The likelihood has increased that Alabama will send a theocrat and conspiracy theorist to Washington in December. There he’ll join fellow-travellers Trump and Co. in the work of stirring a witch’s brew of fake populism, culture war, and white resentment. (I can’t resist observing that, if Trump had won the day, it would be a Strange Brew.) An irony of the Strange-Moore contest is that Trump backed the lesser-Trumpist candidate and the more-Trumpist contender won. Moore is just what the Republican party needs in 2017—another Bannon-and-Mercer-backed extremist who loathes the government and who comes to Washington not to build but to destroy.

Alabama Capital Steps | Photo by sunsurfr (Creative Commons)

Across his career Roy Moore has agitated to “bring the knowledge of God back to the United States,” whatever that means. Eighty-six percent of Alabama voters self-identify as Christian, half of them as evangelical Protestants, and still Mr. Moore deemed his fellow citizens sufficiently god-stupid that he commisioned a 5,000-pound Ten Commandments granite memorial for the state’s Supreme Court building. Ordered to remove it by unanimous resolve of the Alabama Court of the Judiciary, Moore refused. This was the first occasion of two dismissals from public office—in 2003 and 2016—for (among other things) disregarding a federal injunction, abusing administrative authority, and demonstrating an unwillingness to follow the law.

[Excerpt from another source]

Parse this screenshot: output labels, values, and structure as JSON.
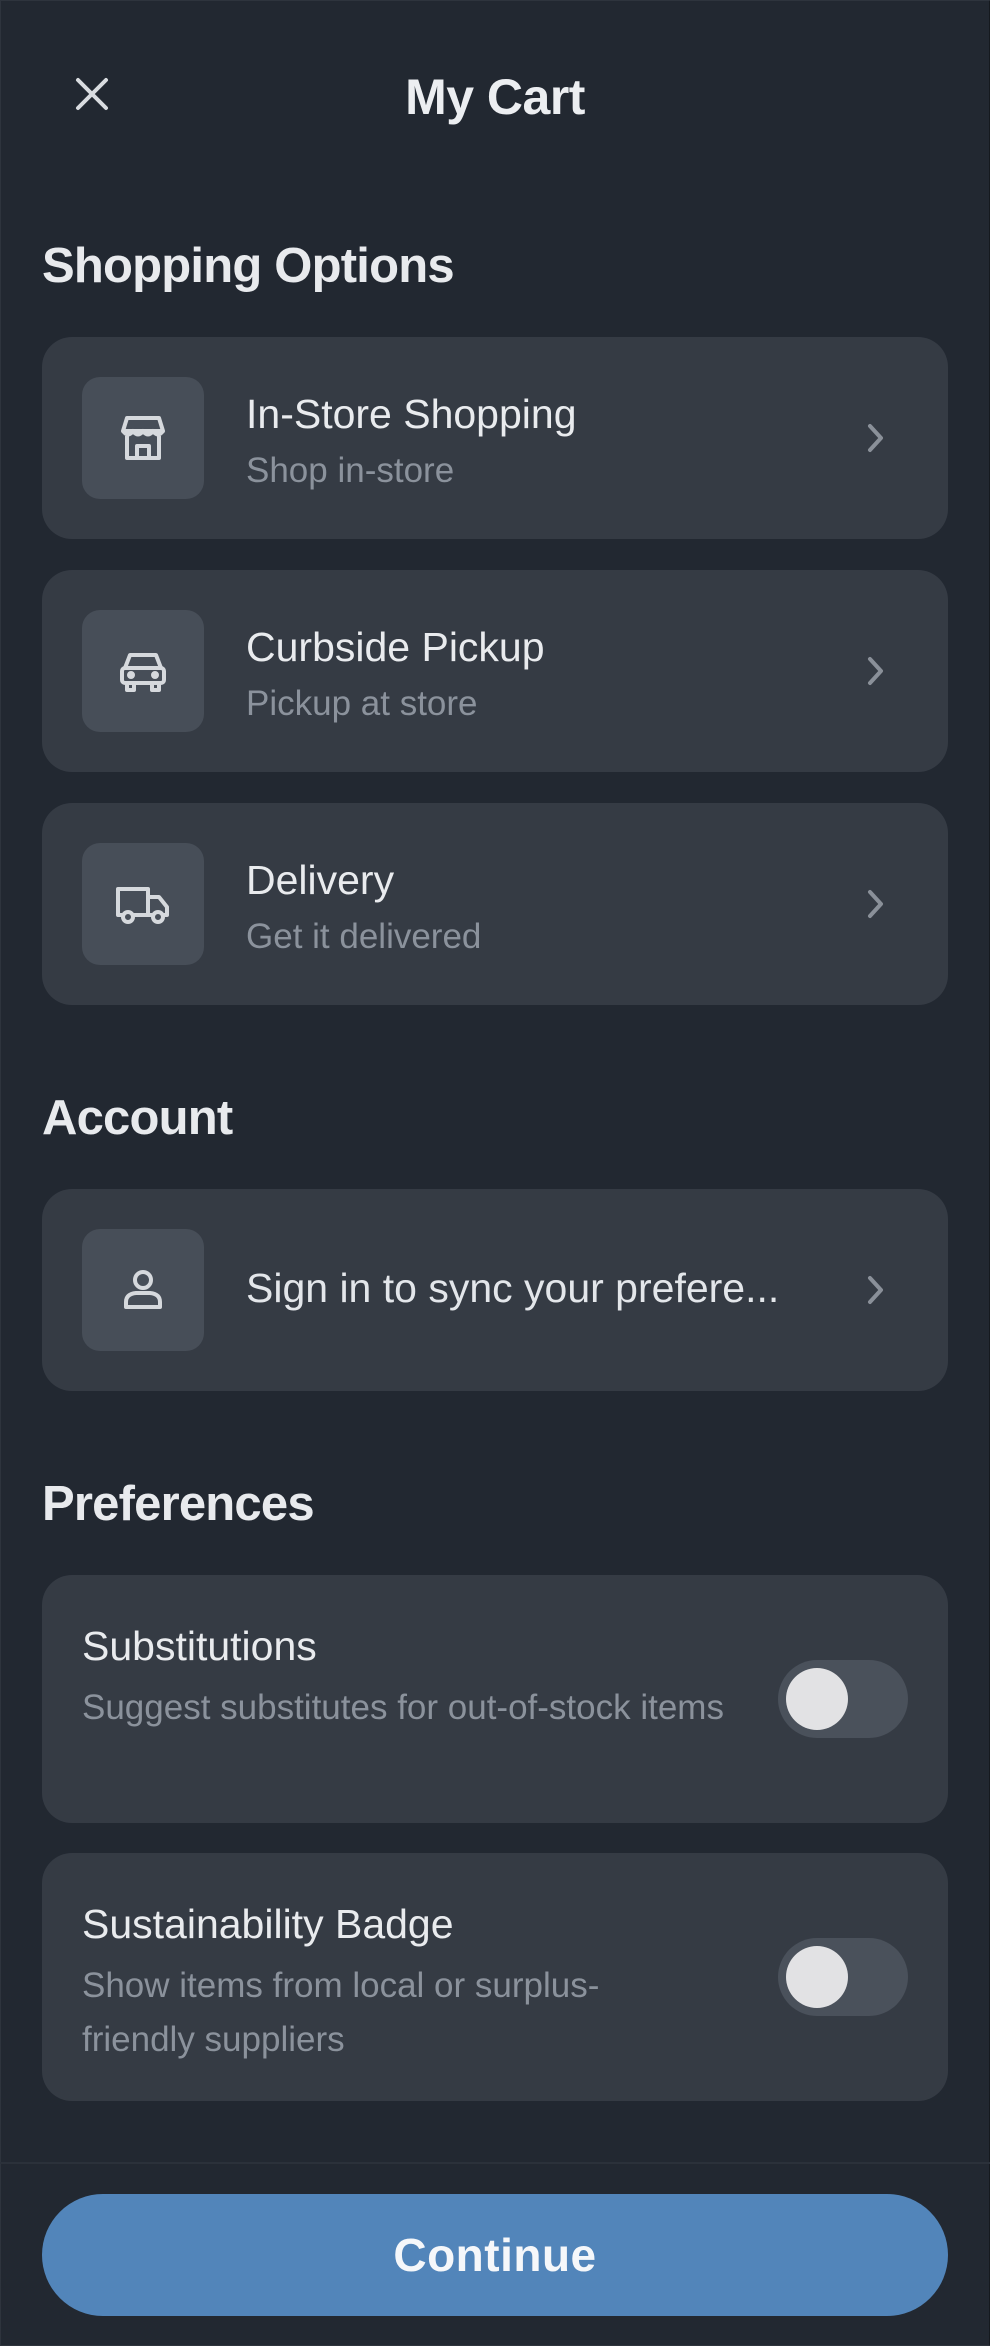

And so, to return to the theme of fellow-travelling, one can hope that if Moore goes to Washington, he might well go at the moment the President is facing dismissal on similar charges.

The only law Mr. Moore recognizes is the law of God. Under the law of God same-sex marriage is “the ultimate destruction of our country” and homosexuality is “an inherent evil” and the deaths of September 11, 2001 and Newtown, Connecticut are deserved punishments for America’s waywardness. Under the law of God Muslims are not fit for office and lesbians are not fit for parenthood and the laws of mere mortals may be ignored. It’s worth noticing that the victorious Alabama Republican primary candidate for the US Senate holds views that would be unremarkable in a Wahhabist-jihadist training camp. Also, why do these God people always have sex on the brain?

Beginning in the 1980s the Dixiecrat Alabama of George Wallace slowly morphed into the Republican Alabama of today. Here political diversity does not take the form of parties, but rather of Republican rivalry. It is easy for outsiders (and especially for northeastern urbanites) to sneer and condescend at Alabama, but what is happening in Alabama matters because it is happening everywhere. One need look no further than Washington, D.C. for confirmation. Conservatism has split into two principal factions, one grounded in political norms and institutions and the other in theocracy and resentment and the culture warfare of ethnic-nationalism. Everything depends on the manner in which this factionalism resolves, and in Alabama the nation just took another step closer toward resolution.